In that instance, he apologized and helped her get her job back, but it doesn’t seem like he learned very much from it. This is somewhat in keeping with his characterization so far—he’s kind of resistant to change—but also suggests a kind of bone-deep inability to understand others, which isn’t otherwise the case with him.
The episode also suffers from a lack of thematic connection between its various subplots. Timothy’s realization about his feelings for Evie is certainly a big step for him, but Evie doesn’t seem to have much of a reaction to it, and it hasn’t really seemed like the two of them were spending that much time together before this. And Deirdre is half torrid romance novel and half cruel, unfeeling manager. Did she forget that Evie helped her win over Hank? Why does she continue to hate her so much? The ending makes her seem vindictive, but actually Evie going over her head to the owner of the company is pretty serious stuff. Anyone who has ever considered doing that in the workplace knows the repercussions can be intense, and Evie’s passionate (and ultimately successful) speech to Corey Casey is a little more trope-y than the show has been recently.
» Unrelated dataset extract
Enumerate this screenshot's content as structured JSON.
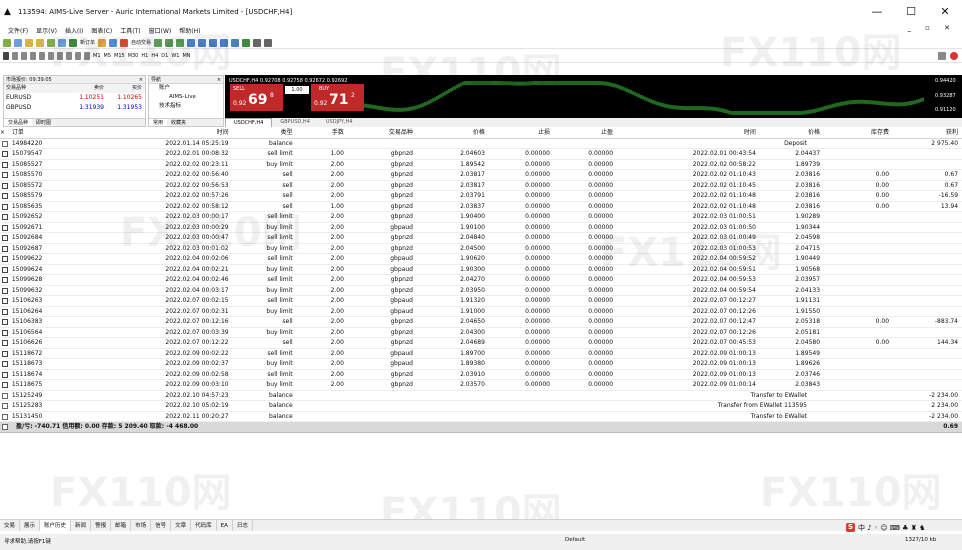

On the plus side, the show’s sense of humor was really firing on all cylinders tonight. Kareema’s lack of patience with Evie’s attempts to be cool is perpetually funny, and also a welcome source of humility for her. There’s a tough line to walk with pretending that Evie’s life has difficulties, considering she’s a beautiful person who owns her own home, has a pretty fun work life despite a mean boss, and has two handsome interesting men in love with her. It’s one thing when Deirdre says cruel things to her—we know they don’t mean anything—and another entirely when Kareema repeatedly points out that Evie is just kind of a dork. Evie is definitely in the tradition of the “I’m such a klutz” school of romantic comedies, wherein the heroine has quirky negative attributes shoehorned in to make up for her designer shoe collection and rock star career. Evie’s tendency to say “what the fig” isn’t as successful at making her seem human as Hank brutally shooting down her fist bump.
But hidden amongst the awkward fist bumps and truly disastrous HR meetings, there’s a big step for Evie and Xavier. The show nicely underplays the importance of this within the broader narrative. While we get a big romantic gesture at the end from Xavier, his failure to say “I love you” back to Evie at the beginning of the show doesn’t take over the entire episode. It’s a positive sign of the way No Tomorrow is building out its world without an over-reliance on the romance of its stars.
Stray observations
- “It just slipped out.” “That’s why I do kegels.”
- “I swear, it’s like he’s never even here. Have you noticed that?” No Tomorrow is getting meta on us. Will her husband show up by the end of the season?
- Loved also that Kareema was casually eating a lunch labeled “Seamus,” although I am also thrown that this is a thing that people do. Who eats someone else’s lunch at the office?
- “They have rules, and I have to follow them, because I am a responsible mesmer of the communmony” is the closest I can get to what Mary Anne said.
- Hey, there are those Galavant pipes! Kind of impressed the show held out this long before having Joshua Sasse show that off.
- Wait, was Xavier the secret sidewalk poet? I couldn’t quite tell if they were suggesting he was.